Zunächst macht sich dieser Kaiser Romulus vor seinem Hof zum bizarren Narren, züchtet Hühner, hängt dem Wohlleben an. Aber in der Steigerung durch die ersten drei Akte hindurch wird allmählich der Ernst seiner Haltung und der ganze Umfang seiner Überlegungen offenbar: In Wahrheit ein wissend reifer Mann, hat er den römischen Kaiserthron nur bestiegen, um das morschgewordene Imperium, dessen Macht sich auf Unrecht und Gewalt gründete, durch Untätigkeit zu liquidieren und unter dem Ansturm der Germanen mit ihm unterzugehen.

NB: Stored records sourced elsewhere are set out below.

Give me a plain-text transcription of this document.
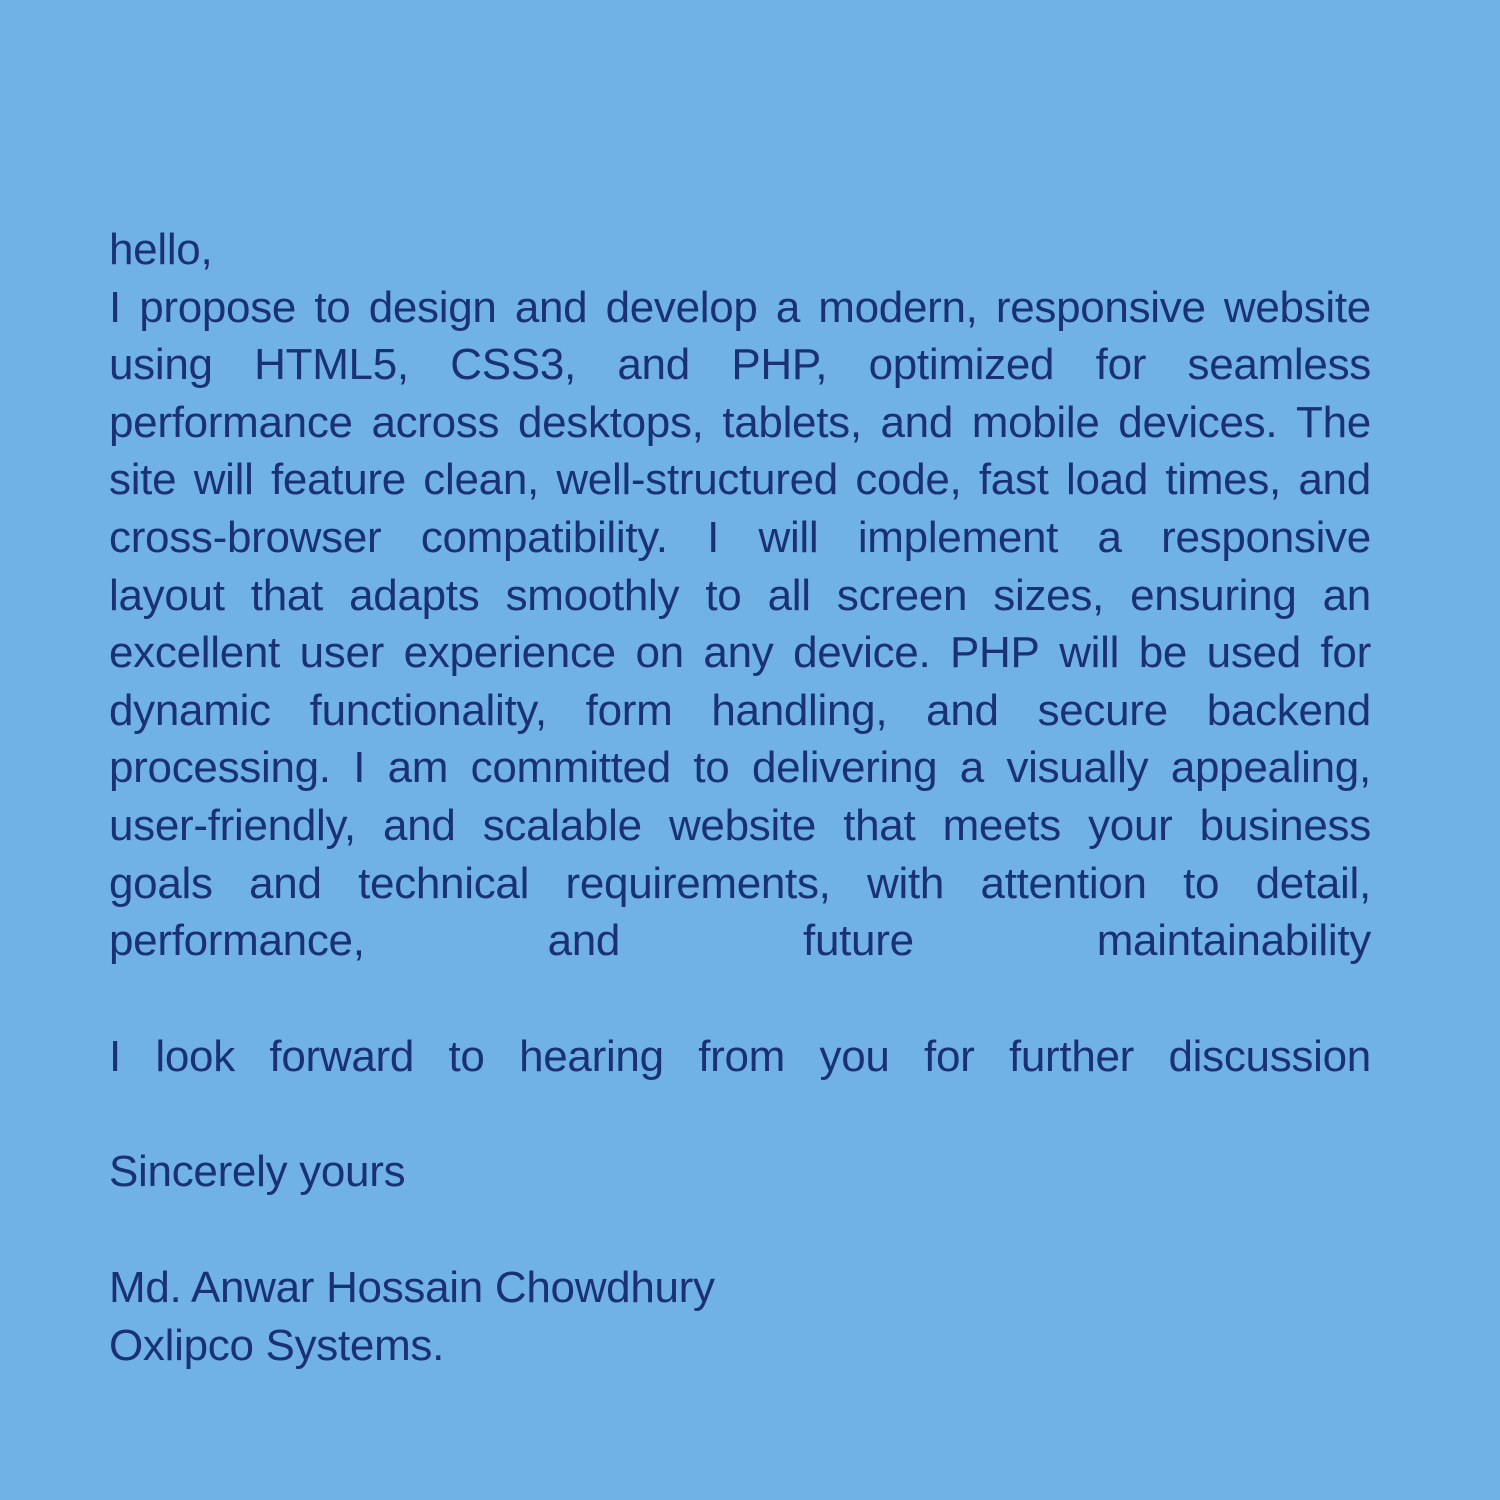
hello,
I propose to design and develop a modern, responsive website
using HTML5, CSS3, and PHP, optimized for seamless
performance across desktops, tablets, and mobile devices. The
site will feature clean, well-structured code, fast load times, and
cross-browser compatibility. I will implement a responsive
layout that adapts smoothly to all screen sizes, ensuring an
excellent user experience on any device. PHP will be used for
dynamic functionality, form handling, and secure backend
processing. I am committed to delivering a visually appealing,
user-friendly, and scalable website that meets your business
goals and technical requirements, with attention to detail,
performance,	and	future	maintainability
I look forward to hearing from you for further discussion
Sincerely yours
Md. Anwar Hossain Chowdhury
Oxlipco Systems.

Indem er sich zeitlebens gegen nichts als die Anwendung der Gewalt wehrte, verdient er — will Dürrenmatt sagen — das Beiwort „der Große“. Weil es ihm gelang, das Heroische aus einer geschichtlichen Stunde zu verbannen, in der es nichts mehr zu suchen hatte. Die Spiegelung in der Ironie und im Grotesken wird vollkommen, wenn sich der siegreiche Germanenfürst Odoaker bei seinem Erscheinen als ebenso leidenschaftlicher Geflügelzüchter wie Romulus entpuppt, und beide Herrscher die Übereinstimmung ihrer Anschauungen von Welt und Menschen, Ruhe und Völkergliick in aller Freundschaft feststellen. Statt in den Heldentod, muß der Konkursvollstrecker des schuldbelasteten römischen Imperiums zur Strafe in Pension gehen. Am liebsten hätte ihn Odoaker weiterregieren lassen, denn er hält von der germanischen Zukunft nicht mehr als Romulus von der römischen Vergangenheit.

Als Dürrenmatts Komödie vor mehr als dreizehn Jahren im Theater in der Josefstadt aufgeführt wurde, wußten Kritik und Publikum mit dem zwischen „kabarettistischem Ulk und dramatischem Theater“ schwankenden Stück wenig anzufangen. (Es wurde nach vier Aufführungen abgesetzt.) Dürrenmatt tut nichts dazu, denn wie er selbst bekennt, „schlei chen sich Mißverständnisse ein, Indem man verzweifelt im Hühnerstall meiner Dramen nach dem Ei der Erklärung sucht, das zu legen ich mich beharrlich weigere“. Nimmt man den lebhaften Schlußbeifall als Maßstab, so scheint es im Volkstheater, unter der Spielleitung von Leon Epp gelungen zu sein, das Publikum mit dem Stück, das in seiner neuen Fassung von 1957 gegeben wurde, gut zu unterhalten. Dabei hatten Regie und Darsteller keine leichte Aufgabe, denn das Stück ist wortreich, umfaßt ebenso Plattheiten („Wo die Hose anfängt, hört die Kultur auf“) wie wunderschöne lyrische Stellen (etwa der Hymnus auf das römische Reich), führt von Pointe zu Pointe und wird so auch immer wieder aufgehalten. Im Chargenbereich wurde zwar recht unterschiedlich agiert, doch gab es mehrere überzeugende Leistungen in den größeren Rollen. Von den zahlreichen Mitwirkenden seien nur einige hervorgehoben: Heinrich Trimbur (Romulus), Albert Rolant (Amilian), Hans Rüdgers (Hosenfabrikant Rupf), Joseph Hendrichs (Schauspieler), Hanns Krasnitzer (Odoaker), Helmi Mareich (Julia), Paola Loew (Rea), Das ansprechende Bühnenbild stammte von Gustav M anker.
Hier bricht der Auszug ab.